Creating the standard union view of customer and supplier ("Model" tab)

Creating the standard union view of customer and supplier (“Model” tab)

In the screenshot above, two views were added to the wizard. This will generate the following UNION ALL:

SELECT customerid, customername, contactname FROM customer
UNION ALL
SELECT supplierid, suppliername, contactname FROM supplier
Note that address is not included in the UNION.

Then if, for example, you add some where condition, enable group by and add a new aggregation field you can obtain something like this:

SELECT count(*) FROM (
    SELECT customerid, customername, contactname FROM customer
    UNION ALL
    SELECT supplierid, suppliername, contactname FROM supplier
) WHERE customername like 'someregex' GROUP BY customername

Creating Partitioned Union Views

In a logical data warehouse scenario, it is common that the data from the facts table (and sometimes the dimensions) is located in two different systems. For example, let us say we are a retailer company and the information about sales is stored in two systems: an enterprise data warehouse and a data lake based on Hadoop. In this case, in order to create the canonical view containing all the sales information, you can create a view in Denodo called sales defined as a UNION of both tables.
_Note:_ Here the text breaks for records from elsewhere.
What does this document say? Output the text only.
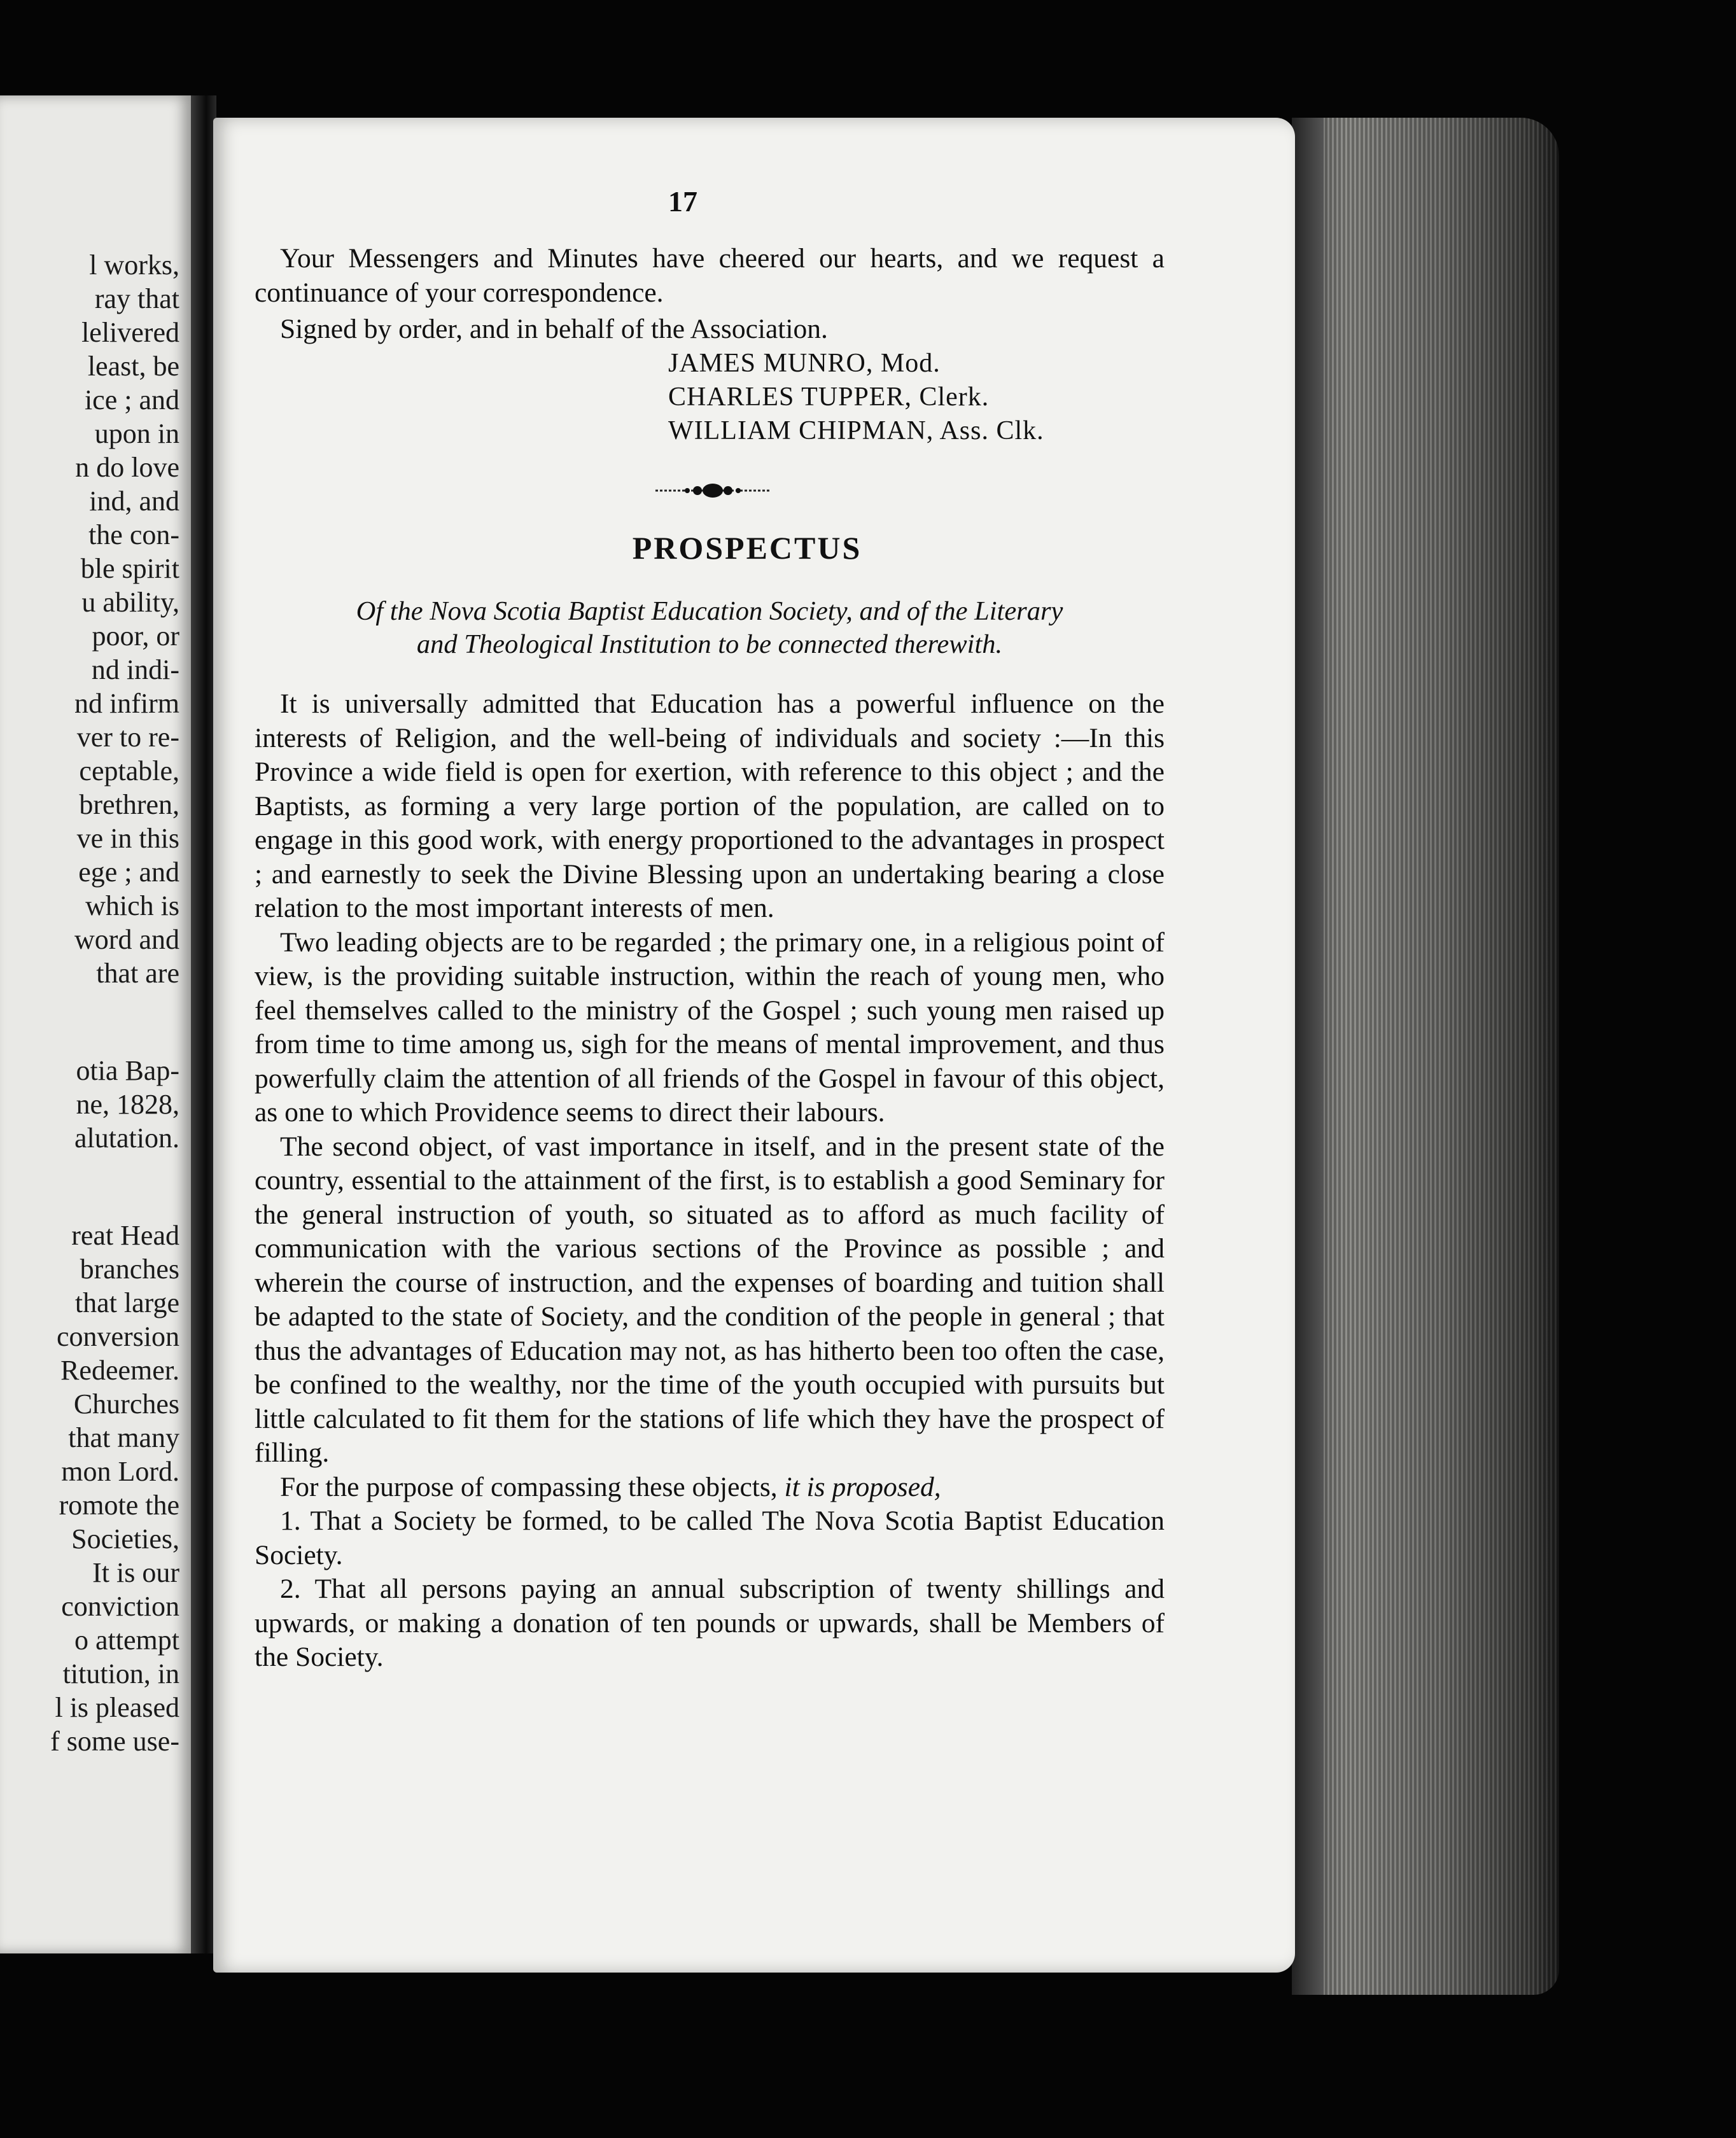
l works,
ray that
lelivered
least, be
ice ; and
upon in
n do love
ind, and
the con-
ble spirit
u ability,
poor, or
nd indi-
nd infirm
ver to re-
ceptable,
brethren,
ve in this
ege ; and
which is
word and
that are
otia Bap-
ne, 1828,
alutation.
reat Head
branches
that large
conversion
Redeemer.
Churches
that many
mon Lord.
romote the
Societies,
It is our
conviction
o attempt
titution, in
l is pleased
f some use-
17

Your Messengers and Minutes have cheered our hearts, and we request a continuance of your correspondence.

Signed by order, and in behalf of the Association.
JAMES MUNRO, Mod.
CHARLES TUPPER, Clerk.
WILLIAM CHIPMAN, Ass. Clk.
PROSPECTUS
Of the Nova Scotia Baptist Education Society, and of the Literary
and Theological Institution to be connected therewith.

It is universally admitted that Education has a powerful influence on the interests of Religion, and the well-being of individuals and society :—In this Province a wide field is open for exertion, with reference to this object ; and the Baptists, as forming a very large portion of the population, are called on to engage in this good work, with energy proportioned to the advantages in prospect ; and earnestly to seek the Divine Blessing upon an undertaking bearing a close relation to the most important interests of men.

Two leading objects are to be regarded ; the primary one, in a religious point of view, is the providing suitable instruction, within the reach of young men, who feel themselves called to the ministry of the Gospel ; such young men raised up from time to time among us, sigh for the means of mental improvement, and thus powerfully claim the attention of all friends of the Gospel in favour of this object, as one to which Providence seems to direct their labours.

The second object, of vast importance in itself, and in the present state of the country, essential to the attainment of the first, is to establish a good Seminary for the general instruction of youth, so situated as to afford as much facility of communication with the various sections of the Province as possible ; and wherein the course of instruction, and the expenses of boarding and tuition shall be adapted to the state of Society, and the condition of the people in general ; that thus the advantages of Education may not, as has hitherto been too often the case, be confined to the wealthy, nor the time of the youth occupied with pursuits but little calculated to fit them for the stations of life which they have the prospect of filling.

For the purpose of compassing these objects, it is proposed,

1. That a Society be formed, to be called The Nova Scotia Baptist Education Society.

2. That all persons paying an annual subscription of twenty shillings and upwards, or making a donation of ten pounds or upwards, shall be Members of the Society.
However, we know that each system has a specific part of the data, defined by a certain criterion:

  • The enterprise data warehouse contains the sales data from the current year
  • The data lake based on Hadoop contains the sales data from previous years

Therefore, if a query asks for the sales from 2016, for instance, it is not necessary (and it would not be efficient) to access the data warehouse system as we know that the information from past years is in the data lake only. In cases like this, you need an extra step to provide Denodo the information about the partition criterion. What you need to do to build this partitioned union is:

  • create an intermediate selection view over each partition containing the condition that partition fulfills, and
  • create the union as the union of these intermediate selections.

The conditions in our example would be:

  • year = getyear(now()) for the data warehouse, and
  • year < getyear(now()) for the data lake

This way, if a query contains a filter condition that is not compatible with some of the partitions, the query optimizer will detect that situation and it will remove all the union branches that are not necessary for that particular query. Using the previous example, if the query contains the condition year = 2016 it will detect the condition year = getyear(now()) is not compatible with the current selection and the only partition that is compatible is the one accessing the Hadoop system.

Finally, there are cases where the partitioning criterion is not defined by a pre-existing field. For example, let us imagine our company sells products worldwide and the sales information is partitioned in three systems:

  • One containing the information for EMEA (Europe, the Middle East and Africa)
  • One containing the information for America
  • One containing the information for APAC (Asia-Pacific)

The partition in this case is made by region, but we do not have a column in sales specifying a region. In order to build the partitioned UNION, you can create the intermediate selections using view parameters. You can find an example of this scenario in the section Parameters of Derived Views.